On Thu, Mar 31, 2016 at 9:15 AM, Thomas Munro
<thomas.munro@enterprisedb.com> wrote:
> Hi hackers,
>
> If you shut down a primary server, a standby that is streaming from it says54:
>
> LOG: replication terminated by primary server
> DETAIL: End of WAL reached on timeline 1 at 0/14F4B68.
> FATAL: could not send end-of-streaming message to primary: no COPY in progress
>
> Isn't that FATAL ereport a bug?
ISTM that the cause is that walsender exits and replication connection is
closed just after "COPY 0" is sent. That is, then after receiving "COPY 0",
walreceiver tries to send an end-of-copy message to the primary, but fails
because the connection has been already closed.
> How is clean server shutdown supposed to work?
One option is to make walsender wait for end-of-copy message from walreceiver
before it closes the connection and exits, after sending "COPY 0" message.
But one question is; how should walsender behave when walreceiver gets stuck
and cannot reply an end-of-copy message to walsender?
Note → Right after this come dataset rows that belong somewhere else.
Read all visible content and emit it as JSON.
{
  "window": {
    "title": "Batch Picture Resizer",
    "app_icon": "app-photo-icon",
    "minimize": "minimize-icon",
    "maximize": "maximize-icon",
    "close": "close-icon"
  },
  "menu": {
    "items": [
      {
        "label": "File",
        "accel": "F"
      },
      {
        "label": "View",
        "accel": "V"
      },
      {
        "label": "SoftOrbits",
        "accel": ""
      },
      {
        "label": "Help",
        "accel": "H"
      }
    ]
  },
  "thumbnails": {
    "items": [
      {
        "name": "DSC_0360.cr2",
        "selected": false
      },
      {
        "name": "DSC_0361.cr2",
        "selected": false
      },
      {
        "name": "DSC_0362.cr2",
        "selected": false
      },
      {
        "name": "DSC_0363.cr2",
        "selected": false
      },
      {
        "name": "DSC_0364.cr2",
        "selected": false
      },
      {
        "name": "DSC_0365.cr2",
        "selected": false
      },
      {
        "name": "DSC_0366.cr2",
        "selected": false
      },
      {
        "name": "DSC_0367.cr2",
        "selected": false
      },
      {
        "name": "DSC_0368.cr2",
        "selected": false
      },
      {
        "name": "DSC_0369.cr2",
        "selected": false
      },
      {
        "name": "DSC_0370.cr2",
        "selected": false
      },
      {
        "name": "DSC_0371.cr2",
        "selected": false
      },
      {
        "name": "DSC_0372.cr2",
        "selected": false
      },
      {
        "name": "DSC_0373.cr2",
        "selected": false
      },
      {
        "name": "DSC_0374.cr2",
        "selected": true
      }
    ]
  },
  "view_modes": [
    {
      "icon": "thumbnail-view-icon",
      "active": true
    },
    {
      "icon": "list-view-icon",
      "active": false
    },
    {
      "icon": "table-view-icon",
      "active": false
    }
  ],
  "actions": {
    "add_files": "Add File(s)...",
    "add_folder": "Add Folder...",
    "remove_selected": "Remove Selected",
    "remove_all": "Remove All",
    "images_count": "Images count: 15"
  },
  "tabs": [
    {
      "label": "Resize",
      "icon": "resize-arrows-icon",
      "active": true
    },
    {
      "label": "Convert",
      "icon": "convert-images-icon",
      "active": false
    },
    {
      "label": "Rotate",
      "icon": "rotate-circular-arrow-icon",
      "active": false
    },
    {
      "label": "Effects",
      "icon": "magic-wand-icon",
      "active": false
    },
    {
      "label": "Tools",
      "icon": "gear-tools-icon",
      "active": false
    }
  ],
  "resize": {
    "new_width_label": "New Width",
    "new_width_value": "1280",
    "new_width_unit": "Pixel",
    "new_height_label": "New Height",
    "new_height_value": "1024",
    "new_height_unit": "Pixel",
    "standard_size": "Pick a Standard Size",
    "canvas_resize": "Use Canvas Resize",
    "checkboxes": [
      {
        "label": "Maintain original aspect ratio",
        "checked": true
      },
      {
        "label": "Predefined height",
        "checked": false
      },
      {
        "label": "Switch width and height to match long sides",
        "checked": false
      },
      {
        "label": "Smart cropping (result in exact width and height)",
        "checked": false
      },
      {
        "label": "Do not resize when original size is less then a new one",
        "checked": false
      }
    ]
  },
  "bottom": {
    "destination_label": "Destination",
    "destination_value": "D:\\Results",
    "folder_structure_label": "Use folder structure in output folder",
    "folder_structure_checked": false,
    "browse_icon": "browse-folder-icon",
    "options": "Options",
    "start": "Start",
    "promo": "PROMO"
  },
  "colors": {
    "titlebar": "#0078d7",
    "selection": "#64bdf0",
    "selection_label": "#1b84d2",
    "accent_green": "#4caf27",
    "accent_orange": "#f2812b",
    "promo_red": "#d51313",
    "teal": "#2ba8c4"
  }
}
Probably we need
the timeout (maybe we can use wal_sender_timeout here but not sure yet
if it's appropriate or not).
Another option is to prevent walreceiver from sending an end-of-copy message.
If "COPY 0" always means the exit of walsender and the termination of
the connection, there seems to be no need to send back an end-of-copy message.
I've not checked yet how this interferes with other replication logics, though.
Regards,
--
Fujii Masao